BLS selected a sample of approximately 597,000 establishments. The objective of the sample was to produce statistics at detailed levels including by size class, state, industry, and some state-industry, state-size combinations. Production of statistics at any detailed levels will depend on the ability to pass disclosure requirements to ensure confidentiality of the establishments responding to the survey.

 

BLS used both email and physically printed and mailed letters for solicitation purposes. The QCEW program maintains a list of 5.5 million email addresses for the Annual Refiling Survey. To reduce respondent burden, reduce survey costs, and increase response rates, the BRS utilized these email addresses to solicit businesses whenever an email address was available. When an email address was not available, the respondent received a printed solicitation letter.
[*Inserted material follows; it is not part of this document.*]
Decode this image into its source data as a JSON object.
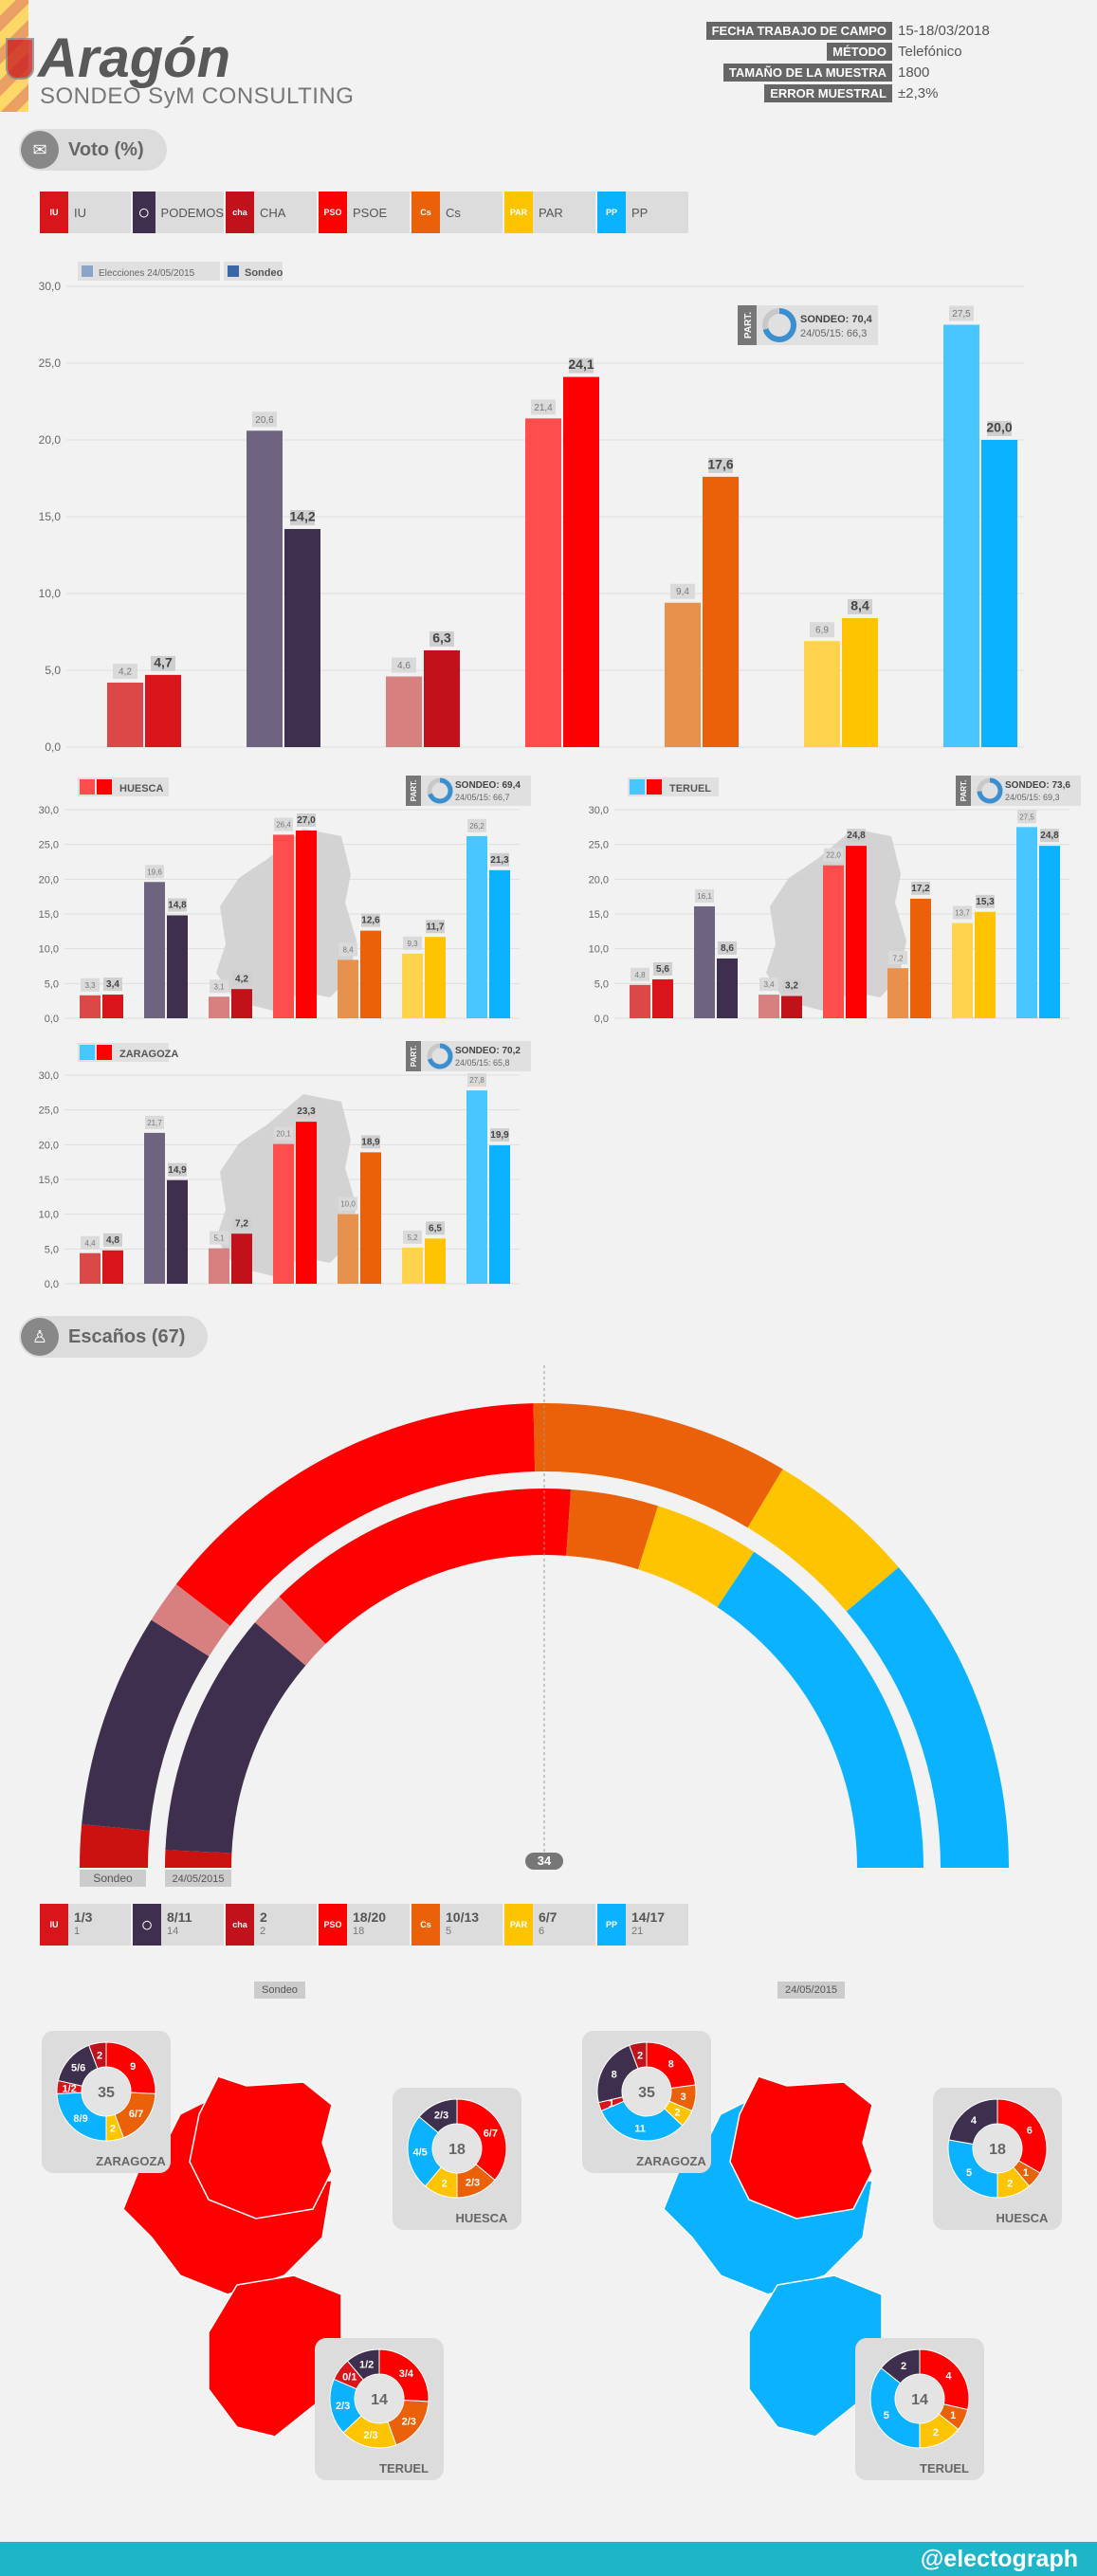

Where an email address was unusable or unresponsive, the respondent also received a printed solicitation letter.

 

In the BRS, respondents are asked to confirm their mailing address and physical location address and provide contact information, confirm their business activity (NAICS code) or indicate if it has changed as a result of the pandemic, and answer seven coronavirus pandemic questions through the secure online application.

 

Emailed solicitations went out approximately two weeks before mailed solicitations.  After about a week, a follow-up email was sent to the email-sample non-responders to maximize the email response rate.  A third round of email prompts was sent approximately one week later.  A second printed solicitation that also includes email non-respondents and undeliverable emails was mailed about 4 weeks after the initial mailout. Overall data collection was conducted over an eight-week period.  

 

Before estimates are released to the public, they are first screened to ensure that they do not violate the Bureau of Labor Statistics’ (BLS) confidentiality pledge. A promise is made by the Bureau to each private sector sample unit that the BLS will not release its data to the public in a manner that would allow others to identify the unit.